KV: Sort of. The result is that nothing “rocks.” There are rock undertones, and psychedelic and pop and folk undertones, too. But when you combine ’em all, I’d say it’s an “epic folk” record.
SD: You do a lot of in-store performances at record shops. Why is that important to you?
KV: I started out playing solo acoustic. I mean, I always had a band on the side, too. But once you’re dealing with electricity, you can spin out of control. So, it’s nice to go back and do songs solo in a place that is comforting to me, which is the record store. People are there who buy music, who are music fans. So, it’s a chance to deliver music to them in the purest form, or the earliest form of me writing music, anyway.

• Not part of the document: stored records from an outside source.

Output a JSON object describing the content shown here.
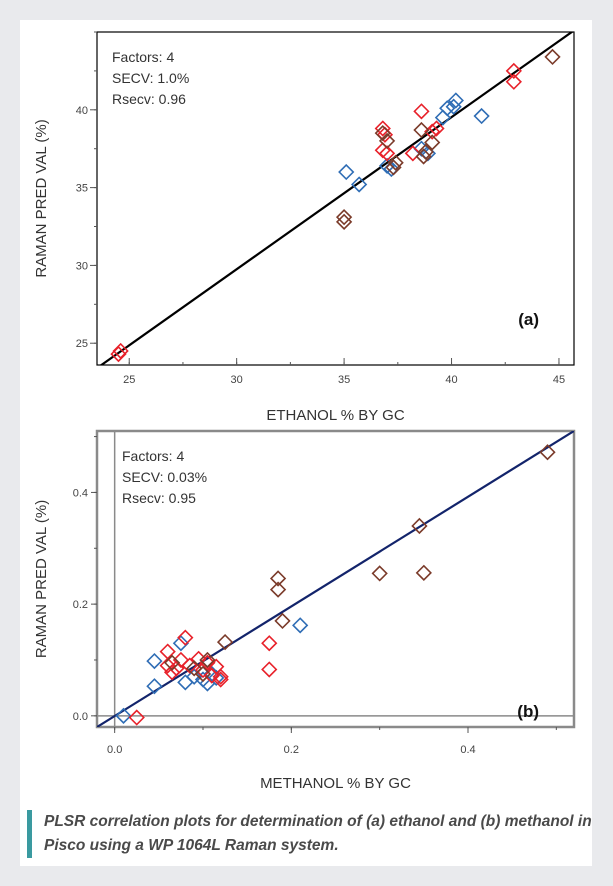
{
  "caption": "PLSR correlation plots for determination of (a) ethanol and (b) methanol in Pisco using a WP 1064L Raman system.",
  "colors": {
    "blue": "#2f6db5",
    "red": "#e8212a",
    "brown": "#7b3b2a",
    "fit_a": "#000000",
    "fit_b": "#13246b"
  },
  "chart_data": [
    {
      "type": "scatter",
      "panel_label": "(a)",
      "xlabel": "ETHANOL % BY GC",
      "ylabel": "RAMAN PRED VAL (%)",
      "xlim": [
        23.5,
        45.7
      ],
      "ylim": [
        23.6,
        45.0
      ],
      "xticks": [
        25,
        30,
        35,
        40,
        45
      ],
      "yticks": [
        25,
        30,
        35,
        40
      ],
      "stats": [
        "Factors: 4",
        "SECV: 1.0%",
        "Rsecv: 0.96"
      ],
      "fit_line": [
        [
          23.5,
          23.4
        ],
        [
          45.7,
          45.1
        ]
      ],
      "series": [
        {
          "color": "blue",
          "points": [
            [
              35.1,
              36.0
            ],
            [
              35.7,
              35.2
            ],
            [
              37.0,
              36.4
            ],
            [
              37.2,
              36.2
            ],
            [
              38.6,
              37.5
            ],
            [
              38.9,
              37.2
            ],
            [
              39.6,
              39.5
            ],
            [
              39.8,
              40.1
            ],
            [
              40.1,
              40.2
            ],
            [
              40.2,
              40.6
            ],
            [
              41.4,
              39.6
            ]
          ]
        },
        {
          "color": "red",
          "points": [
            [
              24.5,
              24.3
            ],
            [
              24.6,
              24.5
            ],
            [
              36.8,
              38.8
            ],
            [
              36.9,
              38.4
            ],
            [
              36.8,
              37.4
            ],
            [
              37.0,
              37.2
            ],
            [
              38.2,
              37.2
            ],
            [
              38.6,
              39.9
            ],
            [
              39.1,
              38.6
            ],
            [
              39.3,
              38.8
            ],
            [
              42.9,
              42.5
            ],
            [
              42.9,
              41.8
            ]
          ]
        },
        {
          "color": "brown",
          "points": [
            [
              35.0,
              33.1
            ],
            [
              35.0,
              32.8
            ],
            [
              36.8,
              38.5
            ],
            [
              37.0,
              38.0
            ],
            [
              37.3,
              36.3
            ],
            [
              37.4,
              36.6
            ],
            [
              38.6,
              38.7
            ],
            [
              38.7,
              37.0
            ],
            [
              38.8,
              37.3
            ],
            [
              39.1,
              37.9
            ],
            [
              44.7,
              43.4
            ]
          ]
        }
      ]
    },
    {
      "type": "scatter",
      "panel_label": "(b)",
      "xlabel": "METHANOL % BY GC",
      "ylabel": "RAMAN PRED VAL (%)",
      "xlim": [
        -0.02,
        0.52
      ],
      "ylim": [
        -0.02,
        0.51
      ],
      "xticks": [
        0.0,
        0.2,
        0.4
      ],
      "yticks": [
        0.0,
        0.2,
        0.4
      ],
      "stats": [
        "Factors: 4",
        "SECV: 0.03%",
        "Rsecv: 0.95"
      ],
      "fit_line": [
        [
          -0.02,
          -0.02
        ],
        [
          0.52,
          0.51
        ]
      ],
      "series": [
        {
          "color": "blue",
          "points": [
            [
              0.01,
              0.0
            ],
            [
              0.045,
              0.098
            ],
            [
              0.045,
              0.053
            ],
            [
              0.075,
              0.13
            ],
            [
              0.08,
              0.06
            ],
            [
              0.09,
              0.07
            ],
            [
              0.1,
              0.065
            ],
            [
              0.105,
              0.058
            ],
            [
              0.11,
              0.075
            ],
            [
              0.115,
              0.068
            ],
            [
              0.21,
              0.162
            ]
          ]
        },
        {
          "color": "red",
          "points": [
            [
              0.025,
              -0.003
            ],
            [
              0.06,
              0.115
            ],
            [
              0.06,
              0.09
            ],
            [
              0.065,
              0.078
            ],
            [
              0.07,
              0.085
            ],
            [
              0.075,
              0.1
            ],
            [
              0.08,
              0.14
            ],
            [
              0.085,
              0.09
            ],
            [
              0.095,
              0.102
            ],
            [
              0.1,
              0.082
            ],
            [
              0.105,
              0.095
            ],
            [
              0.11,
              0.072
            ],
            [
              0.115,
              0.088
            ],
            [
              0.12,
              0.07
            ],
            [
              0.12,
              0.065
            ],
            [
              0.175,
              0.13
            ],
            [
              0.175,
              0.083
            ]
          ]
        },
        {
          "color": "brown",
          "points": [
            [
              0.065,
              0.095
            ],
            [
              0.09,
              0.085
            ],
            [
              0.1,
              0.075
            ],
            [
              0.105,
              0.1
            ],
            [
              0.125,
              0.132
            ],
            [
              0.185,
              0.246
            ],
            [
              0.185,
              0.226
            ],
            [
              0.19,
              0.17
            ],
            [
              0.3,
              0.255
            ],
            [
              0.345,
              0.34
            ],
            [
              0.35,
              0.256
            ],
            [
              0.49,
              0.472
            ]
          ]
        }
      ]
    }
  ]
}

SD: But you also tour with a full band, the Violators.
KV: And that’s equally as powerful. If you choose the right bandmates, everybody has their place. Everybody adds their own pieces and then everybody is bouncing off each other, and the energy. And that’s rock and roll. It would be a bummer to not be able to rock.
SD: Absolutely. Speaking of rocking, a clear touchstone for your music is the alt and indie rock of the 1980s and 1990s. What was it like to tour with bands you idolized, such as Dinosaur Jr. and Sonic Youth?
KV: I’ll tell you, I’ve always had that master plan in mind. But, on a personal level, just to get to know them as people is really awesome. And it’s amazing to play for their crowds. It’s beyond a childhood dream. Though I don’t like to say that because I don’t want to make anyone feel like they're old. Nobody's old.